The URAPS closure for the normalized Reynolds stress

Abstract

The Reynolds-averaged Navier–Stokes (RANS)-equation for constant property Newtonian fluids is an exact, albeit unclosed, first-order moment equation for the mean velocity field. The RANS-equation and the Reynolds-averaged continuity equation together with a model for the Reynolds stress provide a set of closed equations that govern the behavior of the mean velocity and mean pressure fields. In this turbulent mixing and beyond (TMB) paper, the key ideas related to a recently developed universal closure for the normalized Reynolds (NR)-stress are reviewed. The new approach relates the NR-stress to four characteristic time scales: a turbulent time scale, a viscous time scale, a time scale related to the mean field velocity gradient and a time scale associated with a rigid body frame-of-reference. The theory stems from an analysis of the Navier–Stokes equation and is formulated as a universal non-negative mapping of the NR-stress into itself.

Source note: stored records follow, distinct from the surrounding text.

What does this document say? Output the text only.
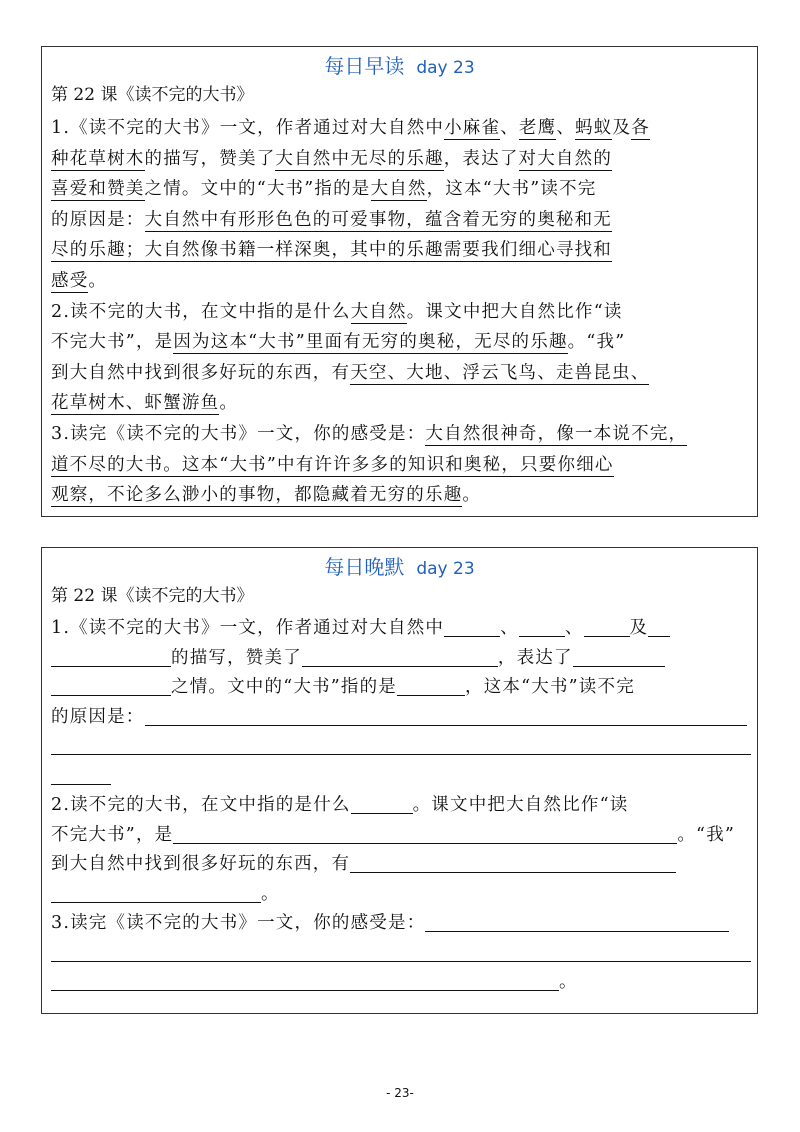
每日早读 day 23
第 22 课《读不完的大书》
1.《读不完的大书》一文，作者通过对大自然中小麻雀、老鹰、蚂蚁及各
种花草树木的描写，赞美了大自然中无尽的乐趣，表达了对大自然的
喜爱和赞美之情。文中的“大书”指的是大自然，这本“大书”读不完
的原因是：大自然中有形形色色的可爱事物，蕴含着无穷的奥秘和无
尽的乐趣；大自然像书籍一样深奥，其中的乐趣需要我们细心寻找和
感受。
2.读不完的大书，在文中指的是什么大自然。课文中把大自然比作“读
不完大书”，是因为这本“大书”里面有无穷的奥秘，无尽的乐趣。“我”
到大自然中找到很多好玩的东西，有天空、大地、浮云飞鸟、走兽昆虫、
花草树木、虾蟹游鱼。
3.读完《读不完的大书》一文，你的感受是：大自然很神奇，像一本说不完，
道不尽的大书。这本“大书”中有许许多多的知识和奥秘，只要你细心
观察，不论多么渺小的事物，都隐藏着无穷的乐趣。
每日晚默 day 23
第 22 课《读不完的大书》
1.《读不完的大书》一文，作者通过对大自然中	、	、	及
的描写，赞美了	，表达了
之情。文中的“大书”指的是	，这本“大书”读不完
的原因是：
2.读不完的大书，在文中指的是什么	。课文中把大自然比作“读
不完大书”，是	。“我”
到大自然中找到很多好玩的东西，有
。
3.读完《读不完的大书》一文，你的感受是：
。
- 23-
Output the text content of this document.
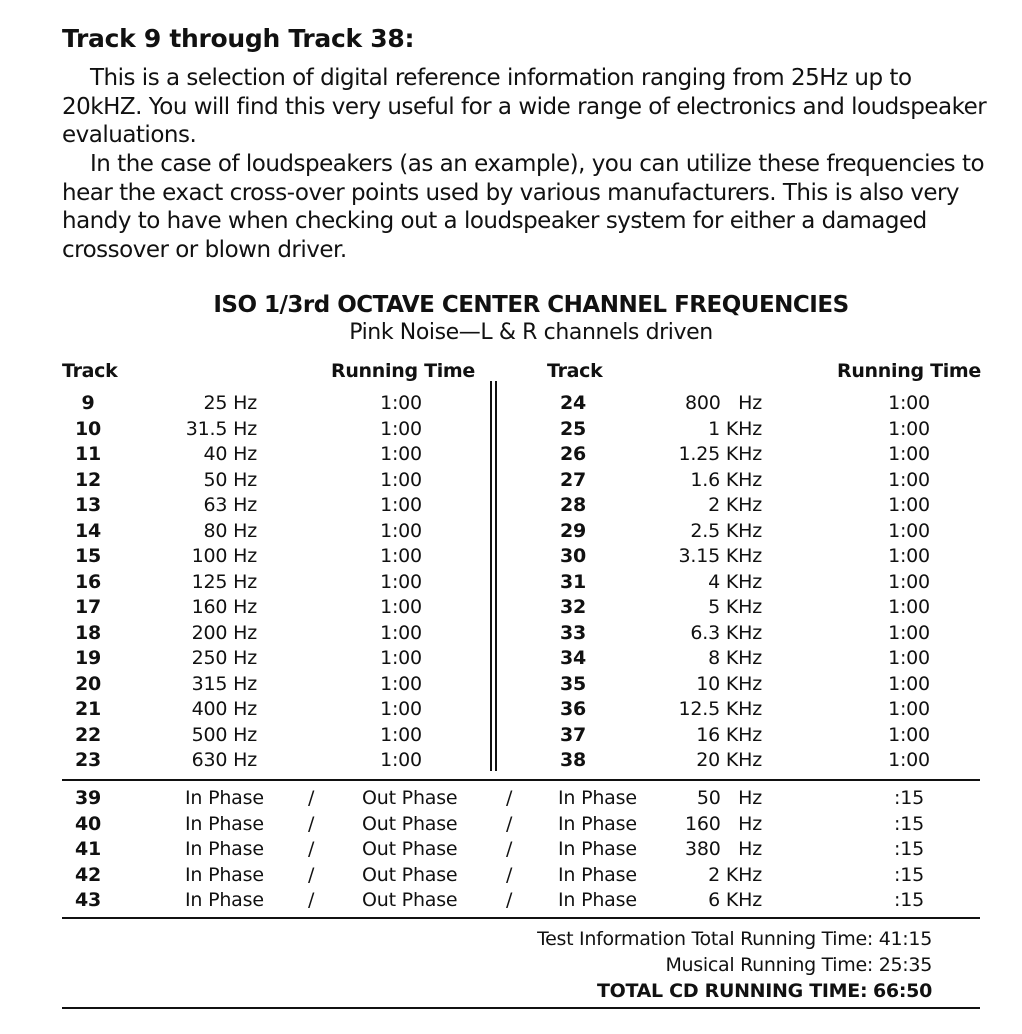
Track 9 through Track 38:

This is a selection of digital reference information ranging from 25Hz up to 20kHZ. You will find this very useful for a wide range of electronics and loudspeaker evaluations.

In the case of loudspeakers (as an example), you can utilize these frequencies to hear the exact cross-over points used by various manufacturers. This is also very handy to have when checking out a loudspeaker system for either a damaged crossover or blown driver.

ISO 1/3rd OCTAVE CENTER CHANNEL FREQUENCIES
Pink Noise—L & R channels driven
Track	Running Time	Track	Running Time
9	25 Hz	1:00	24	800   Hz	1:00
10	31.5 Hz	1:00	25	1 KHz	1:00
11	40 Hz	1:00	26	1.25 KHz	1:00
12	50 Hz	1:00	27	1.6 KHz	1:00
13	63 Hz	1:00	28	2 KHz	1:00
14	80 Hz	1:00	29	2.5 KHz	1:00
15	100 Hz	1:00	30	3.15 KHz	1:00
16	125 Hz	1:00	31	4 KHz	1:00
17	160 Hz	1:00	32	5 KHz	1:00
18	200 Hz	1:00	33	6.3 KHz	1:00
19	250 Hz	1:00	34	8 KHz	1:00
20	315 Hz	1:00	35	10 KHz	1:00
21	400 Hz	1:00	36	12.5 KHz	1:00
22	500 Hz	1:00	37	16 KHz	1:00
23	630 Hz	1:00	38	20 KHz	1:00
39	In Phase /	Out Phase	/ In Phase	50   Hz	:15
40	In Phase /	Out Phase	/ In Phase	160   Hz	:15
41	In Phase /	Out Phase	/ In Phase	380   Hz	:15
42	In Phase /	Out Phase	/ In Phase	2 KHz	:15
43	In Phase /	Out Phase	/ In Phase	6 KHz	:15
Test Information Total Running Time: 41:15
Musical Running Time: 25:35
TOTAL CD RUNNING TIME: 66:50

Consequently, all solutions of the NR-stress equation are non-negative dyadic-valued linear operators regardless of the class of benchmark flows used to determine closure parameters. The new closure model predicts that the Coriolis acceleration causes an anisotropic re-distribution of turbulent kinetic energy among the three components of the fluctuating velocity in rotating homogeneous decay.